The true horror of the sprint towards my own death has not yet set in. I still feel I am jogging through the spring of my own life and refer to those older than me as that – older. Maybe wiser and certainly more cynical (cynicism for cynicism’s sake, it seems), but older. Perhaps I live an insulated life, balancing school with my desire to do nothing. It creeps along.
But I do have friends and even when I don’t see my friends for long periods of time, when we do meet, it’s as though nothing has changed. We’re older, collectively, and we no longer complain about the same things, but we have each other and we have our stories to find comfort in them. Since we’ve left each other’s daily company, we’ve had time to breathe, and while we don’t share the same experiences, we experience together. The dynamic seems to be cyclical in that we continue to learn from one another’s separate experiences. Though separated by 200 miles, we have phones, email, social media and any other way to replicate the experience of being together. It doesn’t take an event to get us together. The Big Chill replicates 70% of my experience.
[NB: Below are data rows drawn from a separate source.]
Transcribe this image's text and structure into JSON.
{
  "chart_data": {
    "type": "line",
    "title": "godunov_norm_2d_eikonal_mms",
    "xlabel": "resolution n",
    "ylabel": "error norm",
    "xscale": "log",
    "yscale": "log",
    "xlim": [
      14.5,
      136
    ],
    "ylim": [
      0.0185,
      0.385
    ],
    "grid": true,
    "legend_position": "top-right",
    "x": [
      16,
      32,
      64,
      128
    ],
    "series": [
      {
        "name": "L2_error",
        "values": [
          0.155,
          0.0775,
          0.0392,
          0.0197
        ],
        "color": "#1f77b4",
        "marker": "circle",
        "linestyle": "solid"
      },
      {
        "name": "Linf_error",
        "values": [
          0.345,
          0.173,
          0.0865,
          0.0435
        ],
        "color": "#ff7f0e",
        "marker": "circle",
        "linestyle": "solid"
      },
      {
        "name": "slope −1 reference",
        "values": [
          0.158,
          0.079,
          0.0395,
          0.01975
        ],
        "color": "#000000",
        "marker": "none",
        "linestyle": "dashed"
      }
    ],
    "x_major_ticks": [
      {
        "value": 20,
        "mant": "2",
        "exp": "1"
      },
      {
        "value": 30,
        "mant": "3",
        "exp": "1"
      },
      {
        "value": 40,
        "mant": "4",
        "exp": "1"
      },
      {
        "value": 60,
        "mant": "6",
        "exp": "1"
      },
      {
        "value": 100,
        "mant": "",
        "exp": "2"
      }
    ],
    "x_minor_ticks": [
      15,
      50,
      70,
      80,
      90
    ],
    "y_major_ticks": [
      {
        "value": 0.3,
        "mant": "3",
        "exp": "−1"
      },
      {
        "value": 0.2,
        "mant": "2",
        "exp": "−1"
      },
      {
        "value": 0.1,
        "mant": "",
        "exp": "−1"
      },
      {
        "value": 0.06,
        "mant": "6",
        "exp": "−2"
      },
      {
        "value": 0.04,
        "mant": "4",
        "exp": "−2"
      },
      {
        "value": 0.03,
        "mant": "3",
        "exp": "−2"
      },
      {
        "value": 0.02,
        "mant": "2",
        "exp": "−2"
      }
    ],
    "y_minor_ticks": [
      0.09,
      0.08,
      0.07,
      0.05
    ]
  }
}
The percentage is representative and arbitrary, but it represents the proxy of time. The additional 30% that’s not representative of my experience is squarely rooted in era. In 1983, the archetypes proxied in Lawrence Kasdan’s The Big Chill, had no ability to see into the very eye of their future’s storm, and were no better off for it. The ensemble cast of present and future star-power provided that connective spark; it seemed like had this movie been remade any time in the last 30 years (it has) it would suffer from the predilection of storytelling faux pas. As the tech increased, so stripped were the characters’ collective to believably not know details. In a time when news was limited to dailies and infrequent news reports, it is no doubt believable that these college friends – 10 years or more – out from school have shared experience without synapse. They cross wires not because they no longer understand one another but because they don’t have the lifeline that we do, today in 2015. And it is because of this, not in spite of it, that this movie works, that it feels authentic even though the character dynamic falls short of buffoonery.
Pick an archetype and The Big Chill provides a reasonable approximation for it, either in Jeff Goldblum’s oversexed and lonely mensch, a young Glenn Close & Kevin Kline as the moral and stable married couple, William Hurt as the angry Vietnam War vet with…issues, and a handful of other characters with their all-too-obvious character dialects and demons. Usually character ‘types’ are fine in the face of a plot filled with twists and The Big Chill is an example by way of undercooked characters and overcooked plot, but it works because the characters haven’t yet started sprinting and I can relate. The only difference is that I can reach out whenever I want.
Nineteen eighty-three was Terms of Endearment‘s year, winning Best Picture and a handful of other awards for acting and directing. The Big Chill joins Tender Mercies, The Dresser, and The Right Stuff as a film that has enough staying power and a log in the anthology of Best Picture, and one whose ideas will be unbelievably ripped for the foreseeable future, or as long as we’re different people, whichever.